Wiele osób ma w rodzinie przodków, którzy pracowali na rzecz państwa socjalistycznego. W naszym myśleniu o PRL brakuje mi więc niuansów.

z Magdą Szcześniak rozmawia Jędrzej Dudkiewicz
PRL z oczywistych powodów nie kojarzy się większości z nas pozytywnie. Gdy tylko ktoś wspomni coś pozytywnego o tych czasach, podnoszą się rwetes i oskarżenia o „komunizm”.

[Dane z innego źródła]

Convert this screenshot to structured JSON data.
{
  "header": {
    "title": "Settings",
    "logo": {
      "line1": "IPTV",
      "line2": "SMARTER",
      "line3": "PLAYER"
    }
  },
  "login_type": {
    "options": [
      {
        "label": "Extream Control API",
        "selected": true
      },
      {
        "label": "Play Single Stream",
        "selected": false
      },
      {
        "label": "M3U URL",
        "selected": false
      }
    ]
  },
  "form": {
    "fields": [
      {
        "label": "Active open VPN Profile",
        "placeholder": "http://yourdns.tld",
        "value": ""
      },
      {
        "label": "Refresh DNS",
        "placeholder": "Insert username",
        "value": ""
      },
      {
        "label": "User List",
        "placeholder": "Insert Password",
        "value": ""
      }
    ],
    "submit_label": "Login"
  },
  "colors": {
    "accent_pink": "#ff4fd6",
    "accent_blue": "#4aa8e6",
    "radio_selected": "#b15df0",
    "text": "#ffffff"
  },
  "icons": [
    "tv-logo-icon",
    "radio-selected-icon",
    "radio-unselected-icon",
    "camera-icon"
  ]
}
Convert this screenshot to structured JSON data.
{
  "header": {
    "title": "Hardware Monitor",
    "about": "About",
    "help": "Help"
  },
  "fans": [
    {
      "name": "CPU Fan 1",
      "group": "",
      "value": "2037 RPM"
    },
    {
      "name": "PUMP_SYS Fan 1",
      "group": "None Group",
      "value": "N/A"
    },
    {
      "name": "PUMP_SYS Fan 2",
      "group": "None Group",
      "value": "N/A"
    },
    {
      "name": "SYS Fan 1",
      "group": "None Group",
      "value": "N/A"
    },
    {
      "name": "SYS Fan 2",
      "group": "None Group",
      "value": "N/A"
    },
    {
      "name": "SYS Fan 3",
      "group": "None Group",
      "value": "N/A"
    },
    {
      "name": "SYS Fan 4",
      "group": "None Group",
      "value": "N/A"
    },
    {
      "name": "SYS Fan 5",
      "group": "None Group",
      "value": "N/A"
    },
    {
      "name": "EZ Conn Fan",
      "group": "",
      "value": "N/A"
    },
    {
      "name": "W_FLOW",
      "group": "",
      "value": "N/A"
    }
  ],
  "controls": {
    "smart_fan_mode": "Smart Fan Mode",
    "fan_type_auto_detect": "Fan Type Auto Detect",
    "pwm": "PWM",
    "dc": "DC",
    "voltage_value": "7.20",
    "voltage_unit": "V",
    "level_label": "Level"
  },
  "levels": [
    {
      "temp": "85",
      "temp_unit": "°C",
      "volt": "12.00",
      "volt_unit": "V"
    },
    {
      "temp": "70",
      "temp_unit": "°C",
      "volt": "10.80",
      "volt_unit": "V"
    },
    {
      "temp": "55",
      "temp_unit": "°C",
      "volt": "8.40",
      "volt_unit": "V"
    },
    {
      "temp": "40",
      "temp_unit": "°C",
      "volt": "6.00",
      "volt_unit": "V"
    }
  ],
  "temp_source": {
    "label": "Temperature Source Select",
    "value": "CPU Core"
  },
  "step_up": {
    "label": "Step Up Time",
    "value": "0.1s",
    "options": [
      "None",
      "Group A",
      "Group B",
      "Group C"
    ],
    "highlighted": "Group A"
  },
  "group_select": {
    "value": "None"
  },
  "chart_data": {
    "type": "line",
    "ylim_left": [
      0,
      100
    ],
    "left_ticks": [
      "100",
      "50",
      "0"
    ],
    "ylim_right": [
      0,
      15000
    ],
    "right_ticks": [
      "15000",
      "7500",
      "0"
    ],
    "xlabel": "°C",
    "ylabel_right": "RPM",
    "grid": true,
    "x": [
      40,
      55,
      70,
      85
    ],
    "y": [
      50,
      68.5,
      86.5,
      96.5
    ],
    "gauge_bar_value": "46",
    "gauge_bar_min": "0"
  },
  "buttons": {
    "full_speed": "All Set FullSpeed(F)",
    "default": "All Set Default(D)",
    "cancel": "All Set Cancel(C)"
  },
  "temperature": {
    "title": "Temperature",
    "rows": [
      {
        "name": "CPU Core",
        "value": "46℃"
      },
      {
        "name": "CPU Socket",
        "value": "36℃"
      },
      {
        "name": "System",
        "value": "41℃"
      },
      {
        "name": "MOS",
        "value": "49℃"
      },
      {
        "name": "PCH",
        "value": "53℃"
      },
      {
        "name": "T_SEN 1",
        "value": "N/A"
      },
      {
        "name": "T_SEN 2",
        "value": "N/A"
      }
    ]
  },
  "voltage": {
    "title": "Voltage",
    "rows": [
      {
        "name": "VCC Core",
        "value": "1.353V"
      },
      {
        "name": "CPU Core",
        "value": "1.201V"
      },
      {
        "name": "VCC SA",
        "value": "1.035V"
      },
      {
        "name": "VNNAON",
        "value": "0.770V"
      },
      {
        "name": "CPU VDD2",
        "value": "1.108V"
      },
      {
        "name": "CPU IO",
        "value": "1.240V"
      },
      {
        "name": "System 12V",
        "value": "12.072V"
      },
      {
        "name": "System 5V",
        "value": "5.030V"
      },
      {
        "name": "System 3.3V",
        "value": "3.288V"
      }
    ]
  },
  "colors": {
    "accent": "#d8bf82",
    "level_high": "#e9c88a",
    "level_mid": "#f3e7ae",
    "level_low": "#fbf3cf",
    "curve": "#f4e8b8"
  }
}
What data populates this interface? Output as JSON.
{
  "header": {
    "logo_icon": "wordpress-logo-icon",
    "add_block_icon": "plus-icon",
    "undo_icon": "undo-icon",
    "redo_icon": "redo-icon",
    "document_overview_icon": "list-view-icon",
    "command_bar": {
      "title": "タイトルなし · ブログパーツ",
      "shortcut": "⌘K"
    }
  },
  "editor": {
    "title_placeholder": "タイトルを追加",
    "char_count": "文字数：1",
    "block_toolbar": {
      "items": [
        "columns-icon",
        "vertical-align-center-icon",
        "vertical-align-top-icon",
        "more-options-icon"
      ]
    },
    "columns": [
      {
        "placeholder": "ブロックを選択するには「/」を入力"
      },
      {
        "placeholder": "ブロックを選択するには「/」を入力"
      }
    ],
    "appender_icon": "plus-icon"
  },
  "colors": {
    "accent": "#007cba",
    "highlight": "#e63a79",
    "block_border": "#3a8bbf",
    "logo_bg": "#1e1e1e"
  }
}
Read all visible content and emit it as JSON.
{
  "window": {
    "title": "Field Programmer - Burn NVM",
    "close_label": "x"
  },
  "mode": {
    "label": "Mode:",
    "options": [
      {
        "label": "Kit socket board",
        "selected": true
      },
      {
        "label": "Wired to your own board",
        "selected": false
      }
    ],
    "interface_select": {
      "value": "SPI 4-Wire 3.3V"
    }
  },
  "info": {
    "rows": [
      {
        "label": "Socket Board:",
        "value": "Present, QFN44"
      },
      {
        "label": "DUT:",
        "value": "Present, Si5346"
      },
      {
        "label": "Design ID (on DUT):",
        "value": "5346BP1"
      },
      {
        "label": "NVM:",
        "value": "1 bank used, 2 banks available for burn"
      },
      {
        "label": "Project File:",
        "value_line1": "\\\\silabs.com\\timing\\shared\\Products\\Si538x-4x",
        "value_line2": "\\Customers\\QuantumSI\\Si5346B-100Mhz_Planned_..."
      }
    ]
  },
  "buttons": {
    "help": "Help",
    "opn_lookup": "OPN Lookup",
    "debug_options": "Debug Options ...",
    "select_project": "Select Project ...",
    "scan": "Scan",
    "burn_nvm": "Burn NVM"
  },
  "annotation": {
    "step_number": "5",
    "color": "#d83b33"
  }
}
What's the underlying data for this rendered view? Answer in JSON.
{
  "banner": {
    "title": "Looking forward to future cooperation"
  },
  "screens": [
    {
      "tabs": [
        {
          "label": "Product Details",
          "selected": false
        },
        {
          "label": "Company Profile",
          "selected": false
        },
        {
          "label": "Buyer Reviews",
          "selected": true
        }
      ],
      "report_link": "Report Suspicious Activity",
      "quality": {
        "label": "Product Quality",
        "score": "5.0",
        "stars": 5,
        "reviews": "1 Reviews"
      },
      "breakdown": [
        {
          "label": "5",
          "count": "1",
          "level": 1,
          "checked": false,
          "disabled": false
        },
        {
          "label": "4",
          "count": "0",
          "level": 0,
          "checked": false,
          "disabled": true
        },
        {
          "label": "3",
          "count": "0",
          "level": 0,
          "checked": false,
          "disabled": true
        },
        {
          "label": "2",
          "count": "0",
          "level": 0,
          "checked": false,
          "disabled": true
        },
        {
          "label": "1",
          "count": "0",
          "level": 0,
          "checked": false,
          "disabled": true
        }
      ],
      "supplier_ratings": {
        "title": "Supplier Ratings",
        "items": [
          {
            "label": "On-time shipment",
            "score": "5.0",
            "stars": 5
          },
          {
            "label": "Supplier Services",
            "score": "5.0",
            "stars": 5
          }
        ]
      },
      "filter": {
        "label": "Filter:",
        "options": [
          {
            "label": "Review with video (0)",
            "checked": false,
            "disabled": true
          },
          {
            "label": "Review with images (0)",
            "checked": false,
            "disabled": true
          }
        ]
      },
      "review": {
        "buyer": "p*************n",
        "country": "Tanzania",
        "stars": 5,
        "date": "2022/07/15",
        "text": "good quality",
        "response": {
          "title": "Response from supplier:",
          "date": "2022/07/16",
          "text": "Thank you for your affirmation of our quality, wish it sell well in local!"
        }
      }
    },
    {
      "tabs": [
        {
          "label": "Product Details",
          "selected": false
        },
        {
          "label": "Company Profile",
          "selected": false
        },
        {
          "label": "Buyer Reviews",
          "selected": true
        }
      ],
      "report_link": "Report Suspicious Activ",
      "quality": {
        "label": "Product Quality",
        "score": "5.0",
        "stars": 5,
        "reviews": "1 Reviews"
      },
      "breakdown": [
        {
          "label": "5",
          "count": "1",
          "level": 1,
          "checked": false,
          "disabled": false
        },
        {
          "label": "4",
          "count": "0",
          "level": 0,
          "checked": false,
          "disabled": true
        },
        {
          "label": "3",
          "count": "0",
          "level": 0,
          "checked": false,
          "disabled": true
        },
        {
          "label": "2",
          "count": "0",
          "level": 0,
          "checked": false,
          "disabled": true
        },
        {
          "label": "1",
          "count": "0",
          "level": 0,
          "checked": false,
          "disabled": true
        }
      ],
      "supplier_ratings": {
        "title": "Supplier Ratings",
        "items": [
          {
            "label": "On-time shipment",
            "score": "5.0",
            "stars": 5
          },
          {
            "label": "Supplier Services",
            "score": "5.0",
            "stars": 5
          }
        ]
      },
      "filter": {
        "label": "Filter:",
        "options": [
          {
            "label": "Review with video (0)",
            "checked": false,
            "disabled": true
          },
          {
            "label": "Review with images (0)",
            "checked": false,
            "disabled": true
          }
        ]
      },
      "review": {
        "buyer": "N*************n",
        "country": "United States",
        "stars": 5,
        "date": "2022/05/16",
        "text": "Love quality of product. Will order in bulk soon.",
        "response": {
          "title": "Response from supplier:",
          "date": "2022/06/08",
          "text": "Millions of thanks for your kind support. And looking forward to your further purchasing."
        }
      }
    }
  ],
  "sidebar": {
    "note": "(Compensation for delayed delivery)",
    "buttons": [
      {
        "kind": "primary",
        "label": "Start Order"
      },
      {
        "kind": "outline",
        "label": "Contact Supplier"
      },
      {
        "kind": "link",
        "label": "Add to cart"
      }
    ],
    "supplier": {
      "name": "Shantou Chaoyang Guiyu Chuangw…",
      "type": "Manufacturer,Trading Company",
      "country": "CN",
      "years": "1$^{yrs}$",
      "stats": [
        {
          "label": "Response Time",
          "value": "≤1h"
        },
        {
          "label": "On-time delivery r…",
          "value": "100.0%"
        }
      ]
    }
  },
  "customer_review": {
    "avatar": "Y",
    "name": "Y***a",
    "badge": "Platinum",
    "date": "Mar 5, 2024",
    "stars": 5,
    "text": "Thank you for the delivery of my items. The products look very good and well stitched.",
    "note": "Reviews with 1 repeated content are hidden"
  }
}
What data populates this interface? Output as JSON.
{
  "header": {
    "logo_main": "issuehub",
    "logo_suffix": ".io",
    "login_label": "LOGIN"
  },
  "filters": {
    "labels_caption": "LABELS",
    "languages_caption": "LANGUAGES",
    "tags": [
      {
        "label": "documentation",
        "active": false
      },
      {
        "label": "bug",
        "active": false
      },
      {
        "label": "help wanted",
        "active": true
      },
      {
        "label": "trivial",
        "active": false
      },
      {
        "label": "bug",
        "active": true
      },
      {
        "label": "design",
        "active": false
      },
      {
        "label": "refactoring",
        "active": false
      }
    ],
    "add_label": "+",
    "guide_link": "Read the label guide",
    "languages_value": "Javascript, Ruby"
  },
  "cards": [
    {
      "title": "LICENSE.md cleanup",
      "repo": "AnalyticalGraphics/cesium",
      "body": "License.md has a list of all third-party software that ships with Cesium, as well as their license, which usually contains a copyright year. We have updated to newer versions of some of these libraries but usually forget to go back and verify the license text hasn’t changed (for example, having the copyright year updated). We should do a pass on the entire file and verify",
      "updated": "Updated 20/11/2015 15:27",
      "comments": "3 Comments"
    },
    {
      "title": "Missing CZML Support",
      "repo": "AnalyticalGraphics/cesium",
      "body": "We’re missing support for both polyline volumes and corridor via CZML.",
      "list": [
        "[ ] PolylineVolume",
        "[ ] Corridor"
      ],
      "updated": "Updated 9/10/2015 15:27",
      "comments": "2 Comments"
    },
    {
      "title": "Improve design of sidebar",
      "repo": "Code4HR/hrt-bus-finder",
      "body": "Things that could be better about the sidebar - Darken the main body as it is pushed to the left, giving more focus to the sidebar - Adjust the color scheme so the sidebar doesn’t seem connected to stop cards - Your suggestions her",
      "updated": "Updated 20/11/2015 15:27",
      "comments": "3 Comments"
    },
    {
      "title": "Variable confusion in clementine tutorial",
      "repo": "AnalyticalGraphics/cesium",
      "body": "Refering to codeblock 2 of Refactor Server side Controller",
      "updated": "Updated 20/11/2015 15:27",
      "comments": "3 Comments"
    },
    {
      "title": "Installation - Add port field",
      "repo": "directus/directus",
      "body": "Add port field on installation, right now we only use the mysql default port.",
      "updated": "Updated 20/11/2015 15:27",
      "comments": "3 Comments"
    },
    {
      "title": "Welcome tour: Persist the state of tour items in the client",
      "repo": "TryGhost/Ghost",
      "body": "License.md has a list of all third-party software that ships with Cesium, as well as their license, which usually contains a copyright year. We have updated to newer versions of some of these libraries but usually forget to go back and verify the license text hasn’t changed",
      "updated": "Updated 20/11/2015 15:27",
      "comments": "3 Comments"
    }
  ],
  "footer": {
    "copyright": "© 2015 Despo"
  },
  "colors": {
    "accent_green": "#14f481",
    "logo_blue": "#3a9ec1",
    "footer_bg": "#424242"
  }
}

Jesteśmy bardzo przywiązani do czarno-białej wizji PRL, w której dzielne i prawe społeczeństwo stawiało opór złej władzy. Gdybyśmy przyznali, że struktura klasowa uległa wtedy gruntownej reorganizacji, w wyniku czego wiele grup społecznych doświadczyło awansu, ocena okresu musiałaby zostać zniuansowana. Musielibyśmy się zastanowić nad pozytywnymi emocjami, które wiele osób żywiło względem socjalizmu. Składały się na nie zarówno wdzięczność i przywiązanie do patronki awansu, jak postrzegano Polskę Ludową, jak i duma związana z możliwością przemiany klasowej. Wiele osób przemianę struktury społecznej po wojnie – a więc awans społeczny klas ludowych i deklasacje grup uprzywilejowanych, np. ziemiaństwa – postrzegało jako akt dziejowej sprawiedliwości. Takie zmiany jak reforma rolna, elektryfikacja wsi, rozbudowa systemu edukacji i placówek opiekuńczych, wprowadzenie urlopów wypoczynkowych czy uprzemysłowienie były przez większość osób awansujących oceniane pozytywnie, choć niebezkrytycznie.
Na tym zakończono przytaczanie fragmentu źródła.